(Expansión, 04-06-2026) | Mercantil, civil y administrativo

La actividad del sector privado español volvió a crecer de forma moderada en mayo después de haberse contraído en abril, pese al fuerte aumento de los costes empresariales. Así lo refleja el índice PMI compuesto elaborado por S&P Global Market Intelligence, que avanzó hasta los 50,2 puntos frente a los 48,7 registrados el mes anterior.

Durante mayo, los nuevos pedidos permanecieron prácticamente estancados, aunque las compañías continuaron reforzando sus plantillas a un ritmo sólido. Además, la confianza empresarial mejoró y alcanzó su nivel más elevado de los últimos tres meses. En paralelo, los costes de compra experimentaron el mayor incremento desde noviembre de 2022, mientras que la subida de los precios cobrados por las empresas se moderó hasta situarse en mínimos de tres meses.

Por sectores, el PMI de servicios repuntó hasta los 50,1 puntos desde los 47,9 de abril, mientras que el indicador manufacturero descendió ligeramente, pasando de 51,7 a 51,2 puntos. Paul Smith, economista de S&P Global Market Intelligence, destacó que la estabilización de la demanda y de la actividad tras las caídas de abril supone una señal positiva y alimenta la expectativa de que la desaceleración económica en España sea moderada. No obstante, advirtió de que la situación de fondo sigue mostrando debilidad.

En contraste, la actividad del conjunto de la eurozona continuó deteriorándose. El PMI compuesto, que engloba los sectores manufacturero y de servicios, bajó en mayo hasta los 48,5 puntos desde los 48,8 de abril, su nivel más bajo en un año y medio. En concreto, el PMI de servicios de la zona euro se situó en 47,7 puntos, una décima por encima del mes anterior aunque todavía en terreno contractivo, mientras que el indicador manufacturero redujo su expansión al pasar de 52,2 a 51,6 puntos.

Chris Williamson, economista jefe de S&P Global Market Intelligence, señaló que el descenso de la actividad empresarial por segundo mes consecutivo aumenta la posibilidad de que la economía de la eurozona entre en contracción durante el segundo trimestre. Según sus cálculos, los datos del PMI apuntan a una caída trimestral del PIB del 0,2%, salvo que se produzca una mejora significativa en junio.

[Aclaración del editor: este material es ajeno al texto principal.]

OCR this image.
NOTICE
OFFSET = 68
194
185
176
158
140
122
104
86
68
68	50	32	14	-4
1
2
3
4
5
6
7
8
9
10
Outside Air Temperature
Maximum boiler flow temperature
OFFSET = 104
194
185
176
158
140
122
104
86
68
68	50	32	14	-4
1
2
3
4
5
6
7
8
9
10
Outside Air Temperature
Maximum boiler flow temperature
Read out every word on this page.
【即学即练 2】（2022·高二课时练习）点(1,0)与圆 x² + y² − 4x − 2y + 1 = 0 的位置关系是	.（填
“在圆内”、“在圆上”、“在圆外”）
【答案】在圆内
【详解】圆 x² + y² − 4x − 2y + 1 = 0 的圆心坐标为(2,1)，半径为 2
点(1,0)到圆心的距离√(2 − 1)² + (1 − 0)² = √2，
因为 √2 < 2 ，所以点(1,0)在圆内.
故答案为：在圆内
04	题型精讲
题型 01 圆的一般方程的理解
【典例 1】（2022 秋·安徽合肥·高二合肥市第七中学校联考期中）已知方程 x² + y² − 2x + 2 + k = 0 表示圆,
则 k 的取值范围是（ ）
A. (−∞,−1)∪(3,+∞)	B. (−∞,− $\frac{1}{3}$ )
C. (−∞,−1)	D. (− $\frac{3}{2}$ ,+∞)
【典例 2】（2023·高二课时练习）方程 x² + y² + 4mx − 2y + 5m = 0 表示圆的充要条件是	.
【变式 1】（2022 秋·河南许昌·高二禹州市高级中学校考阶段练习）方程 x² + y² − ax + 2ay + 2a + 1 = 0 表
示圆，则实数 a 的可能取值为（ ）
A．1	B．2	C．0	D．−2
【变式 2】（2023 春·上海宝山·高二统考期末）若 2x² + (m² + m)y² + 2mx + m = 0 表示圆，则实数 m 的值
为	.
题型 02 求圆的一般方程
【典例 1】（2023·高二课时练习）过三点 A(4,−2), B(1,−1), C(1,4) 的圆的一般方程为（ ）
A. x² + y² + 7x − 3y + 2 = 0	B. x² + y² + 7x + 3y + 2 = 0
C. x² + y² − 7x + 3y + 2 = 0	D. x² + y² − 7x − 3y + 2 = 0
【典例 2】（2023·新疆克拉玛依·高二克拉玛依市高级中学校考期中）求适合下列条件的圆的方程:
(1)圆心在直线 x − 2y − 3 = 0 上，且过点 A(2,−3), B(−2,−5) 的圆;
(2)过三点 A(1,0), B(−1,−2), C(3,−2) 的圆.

El experto también alertó del aumento de las presiones inflacionistas, que podrían acercar la inflación al 4% en los próximos meses, complicando la situación para el Banco Central Europeo. En su opinión, el BCE intentará demostrar rapidez para evitar que la inflación se afiance, aunque al mismo tiempo deberá valorar el riesgo de elevar los tipos de interés en un contexto de enfriamiento económico y posible recesión. Williamson añadió que, aunque una subida de tipos podría entenderse como una medida preventiva, resultará más complicado justificar nuevos incrementos si la economía sigue perdiendo fuerza.